First, the F_ST analysis was performed using the script described in Talenti et al. ⁷⁵ The F_ST between UK and Swedish dogs was calculated for each SNP according to the formula reported by Karlsson et al, ⁷⁶ which is a comparison of the allele frequencies between populations:

F_{ST} = \frac{f_{1}^{UK} (f_{2}^{S} - f_{2}^{UK}) + f_{1}^{S} (f_{2}^{UK} - f_{2}^{S})}{(f_{1}^{UK} * f_{2}^{S}) + (f_{2}^{UK} * f_{1}^{S})}

where $f_{1}^{UK}$ and $f_{2}^{UK}$ are frequencies in the UK population for the two alleles and $f_{1}^{S}$ and $f_{2}^{S}$ are allele frequencies in the Swedish population. Next, the mean F_ST was calculated in 1 Mb sliding windows (window‐based F_ST) with an overlap between windows of 500 kb, resulting in each SNP being located in exactly one or two windows.
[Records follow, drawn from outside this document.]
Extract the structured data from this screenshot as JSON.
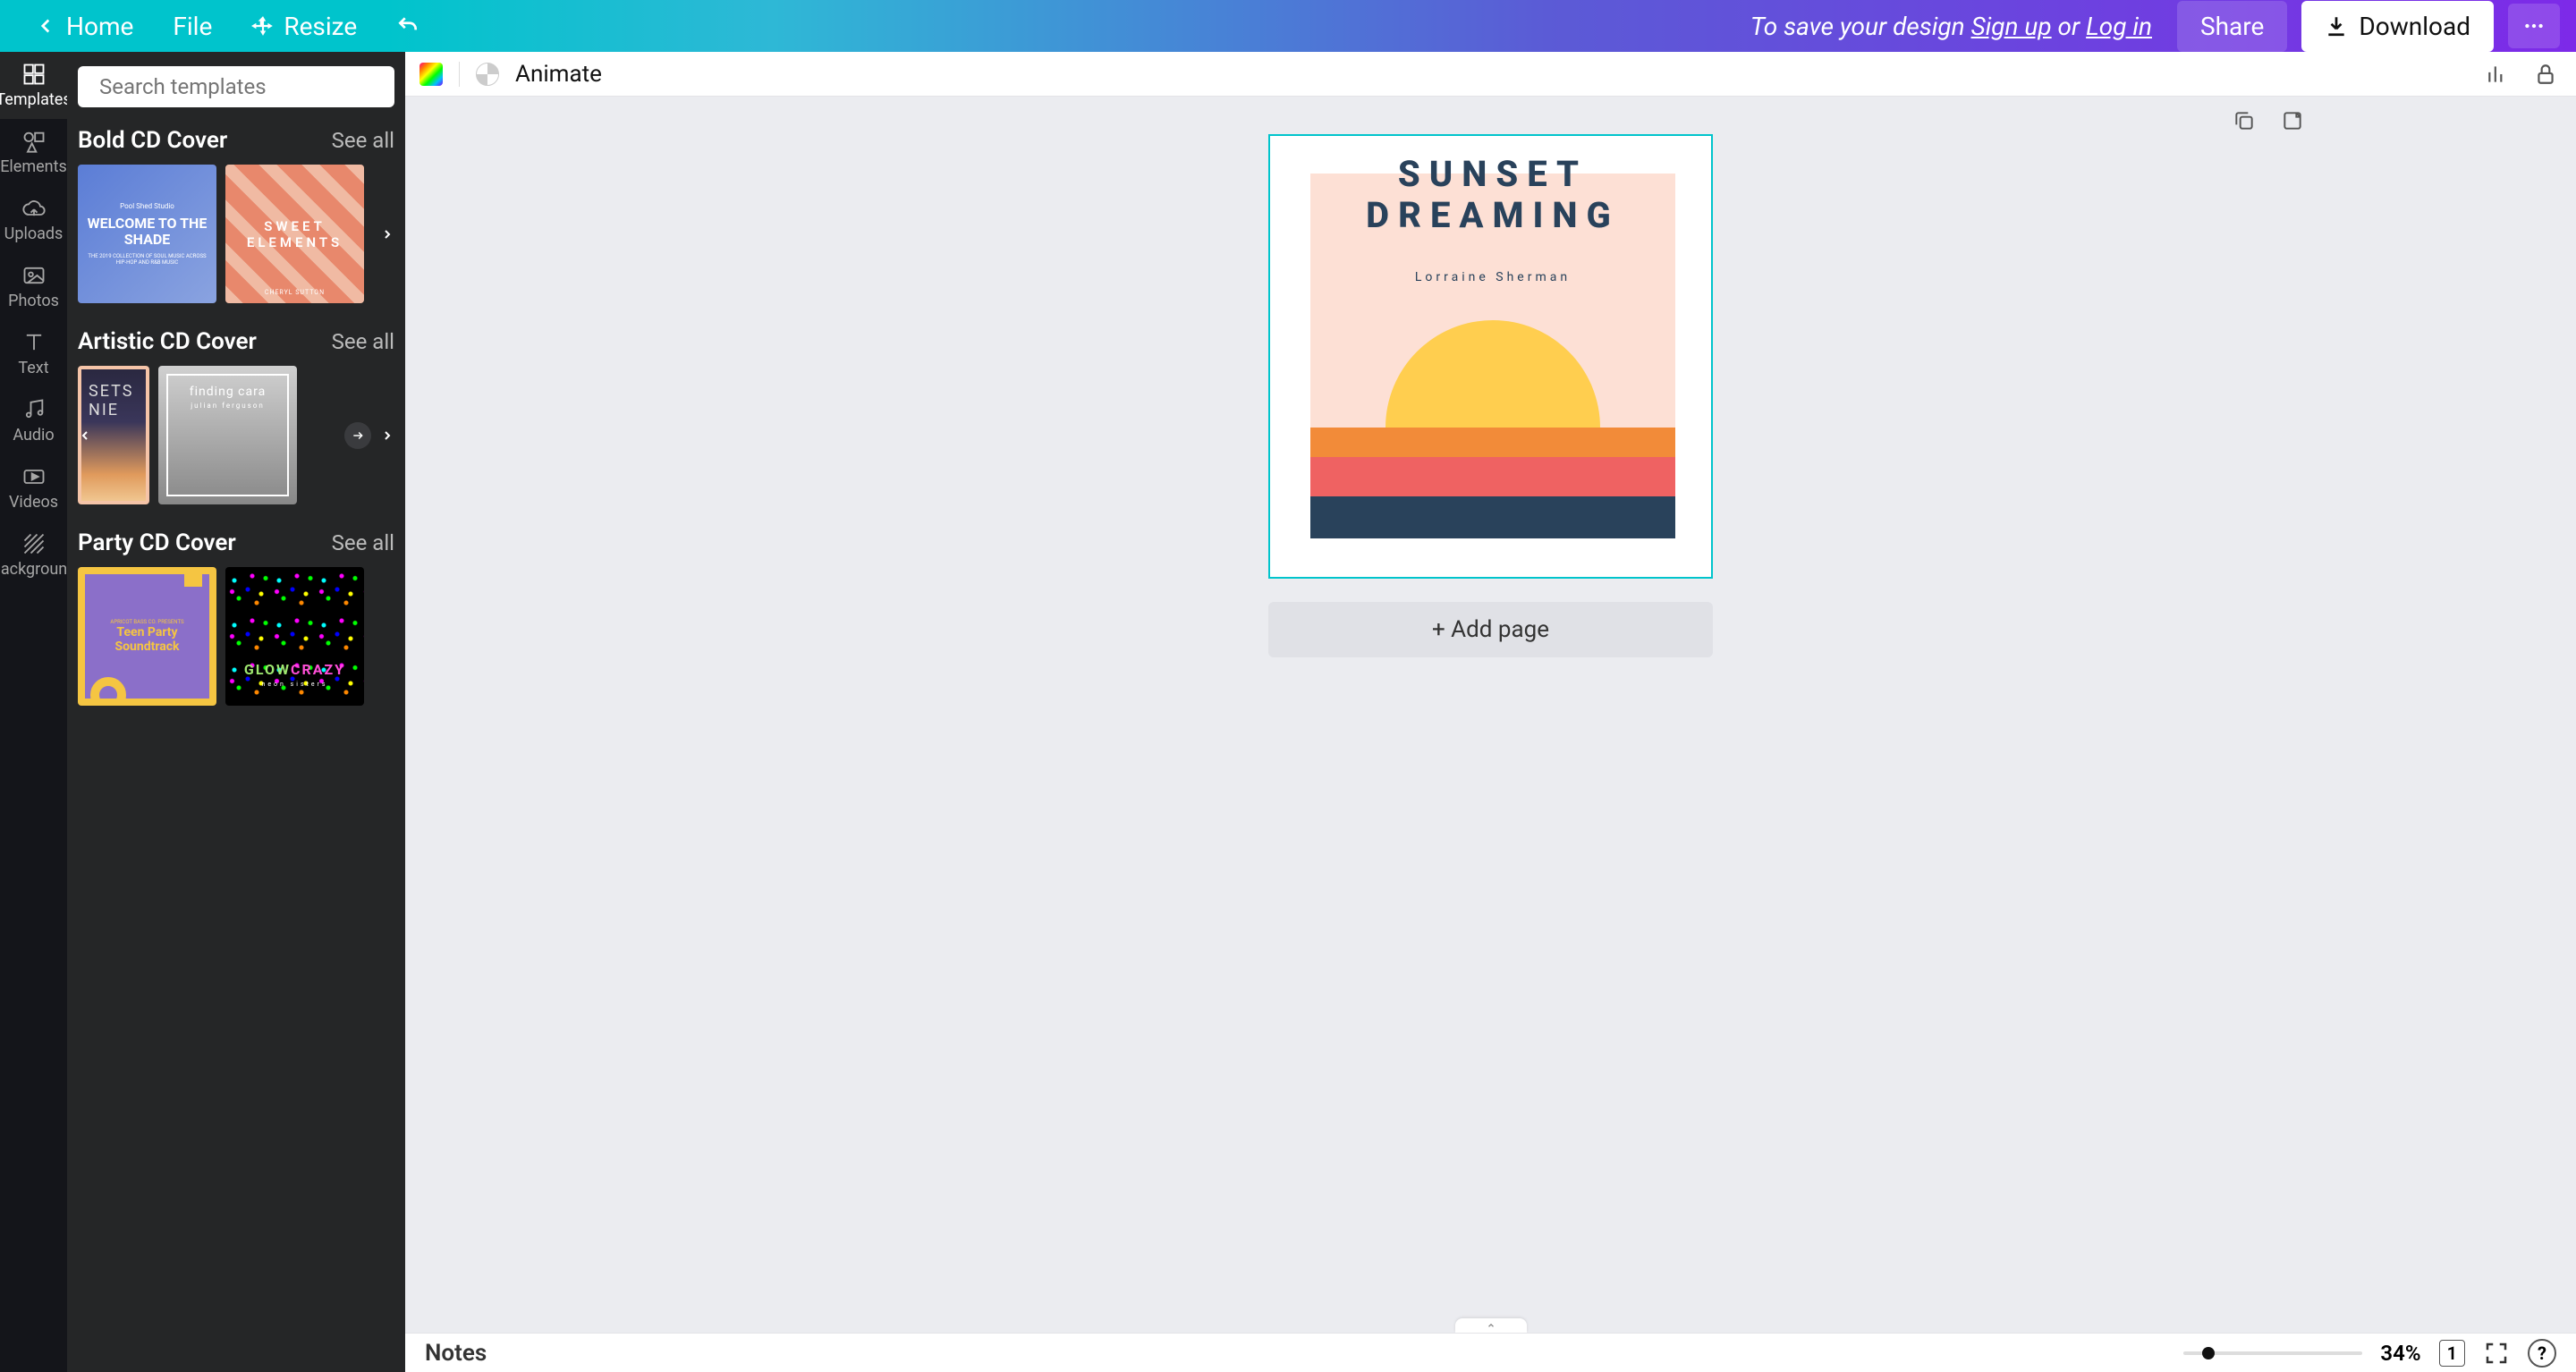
{
  "topbar": {
    "home": "Home",
    "file": "File",
    "resize": "Resize",
    "save_msg_prefix": "To save your design ",
    "signup": "Sign up",
    "or": " or ",
    "login": "Log in",
    "share": "Share",
    "download": "Download"
  },
  "rail": {
    "templates": "Templates",
    "elements": "Elements",
    "uploads": "Uploads",
    "photos": "Photos",
    "text": "Text",
    "audio": "Audio",
    "videos": "Videos",
    "background": "Background"
  },
  "search": {
    "placeholder": "Search templates"
  },
  "sections": {
    "bold": {
      "title": "Bold CD Cover",
      "see_all": "See all",
      "t1_small": "Pool Shed Studio",
      "t1_main": "WELCOME TO THE SHADE",
      "t1_tiny": "THE 2019 COLLECTION OF SOUL MUSIC ACROSS HIP-HOP AND R&B MUSIC",
      "t2_line1": "SWEET",
      "t2_line2": "ELEMENTS",
      "t2_sub": "CHERYL SUTTON"
    },
    "artistic": {
      "title": "Artistic CD Cover",
      "see_all": "See all",
      "t3_line1": "SETS",
      "t3_line2": "NIE",
      "t4_title": "finding cara",
      "t4_sub": "julian ferguson"
    },
    "party": {
      "title": "Party CD Cover",
      "see_all": "See all",
      "t5_small": "APRICOT BASS CO. PRESENTS",
      "t5_main": "Teen Party Soundtrack",
      "t6_w1": "GLOW",
      "t6_w2": "CRAZY",
      "t6_sub": "neon sisters"
    }
  },
  "toolbar": {
    "animate": "Animate"
  },
  "canvas": {
    "title_l1": "SUNSET",
    "title_l2": "DREAMING",
    "artist": "Lorraine Sherman",
    "colors": {
      "bg": "#FDE0D5",
      "sun": "#FFCE4F",
      "stripe1": "#F28B39",
      "stripe2": "#EF6262",
      "stripe3": "#29425B",
      "text": "#29425B"
    }
  },
  "add_page": "+ Add page",
  "bottombar": {
    "notes": "Notes",
    "zoom_pct": "34%",
    "page_num": "1"
  }
}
To derive a SNP‐based value (to select the top 1% for calculating the intersection with other methods as described below), we averaged the window‐based F_ST for the one or two windows in which the SNP was found.

Second, the XP‐EHH statistic ⁷⁷ was calculated to compare the EHH between populations, that is, whether alleles are homozygous in one population and polymorphic in the other population. The XP‐EHH statistic was calculated for the UK and Swedish populations using phased haplotypes generated by Beagle version 4.1 ⁷³ in hapbin, ⁷⁴ as described above.
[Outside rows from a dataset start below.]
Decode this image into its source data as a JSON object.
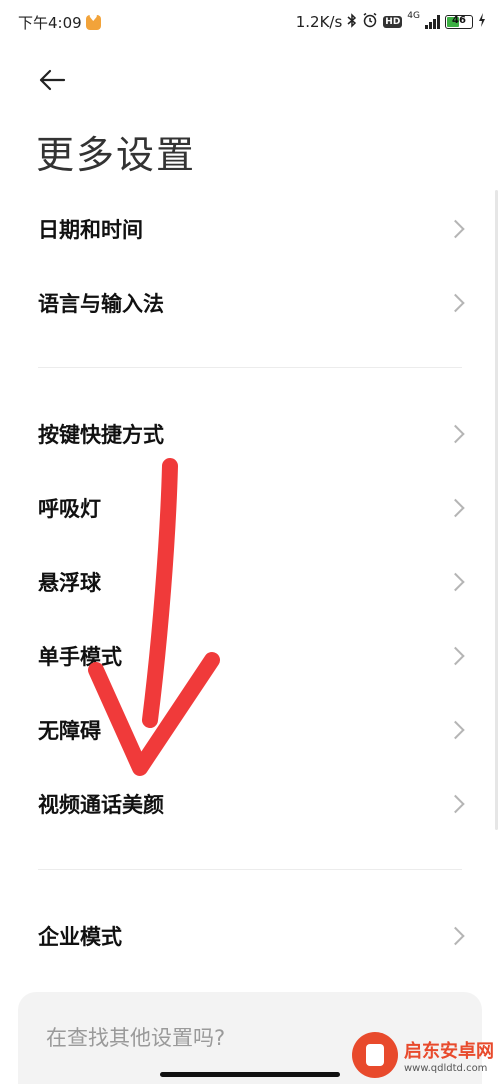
{
  "status_bar": {
    "time": "下午4:09",
    "speed": "1.2K/s",
    "hd": "HD",
    "network": "4G",
    "battery": "46"
  },
  "header": {
    "title": "更多设置"
  },
  "menu": {
    "group1": [
      {
        "label": "日期和时间"
      },
      {
        "label": "语言与输入法"
      }
    ],
    "group2": [
      {
        "label": "按键快捷方式"
      },
      {
        "label": "呼吸灯"
      },
      {
        "label": "悬浮球"
      },
      {
        "label": "单手模式"
      },
      {
        "label": "无障碍"
      },
      {
        "label": "视频通话美颜"
      }
    ],
    "group3": [
      {
        "label": "企业模式"
      }
    ]
  },
  "search": {
    "prompt": "在查找其他设置吗?"
  },
  "watermark": {
    "name": "启东安卓网",
    "url": "www.qdldtd.com"
  },
  "colors": {
    "arrow": "#f03a3a",
    "battery": "#3cb043",
    "watermark": "#e84a2c"
  },
  "icons": [
    "back-arrow-icon",
    "chevron-right-icon",
    "bluetooth-icon",
    "alarm-icon",
    "signal-icon",
    "battery-icon",
    "charging-icon"
  ]
}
For the third approach, ROH were computed in PLINK version 1.9. ⁶⁵ We ran the analysis with the default settings of a ROH length of 1000 kb and a window size of 65 SNPs, as described above. ⁷⁰ For every SNP, a homozygosity score (ROH_Prop) was calculated by dividing the number of dogs with a ROH at a specific SNP by the total number of dogs, such that ROH_Prop ranges from 0 to 1, as described in Bertolini et al. ⁷⁸ The absolute difference between ROH_Prop between populations (ΔROH_Prop) was used as statistic to determine which ROH are highly represented in one population but underrepresented in the other population. Therefore, for every SNP, ΔROH_Prop values were calculated to identify ROH that are present in the majority of dogs in one population but not in the other.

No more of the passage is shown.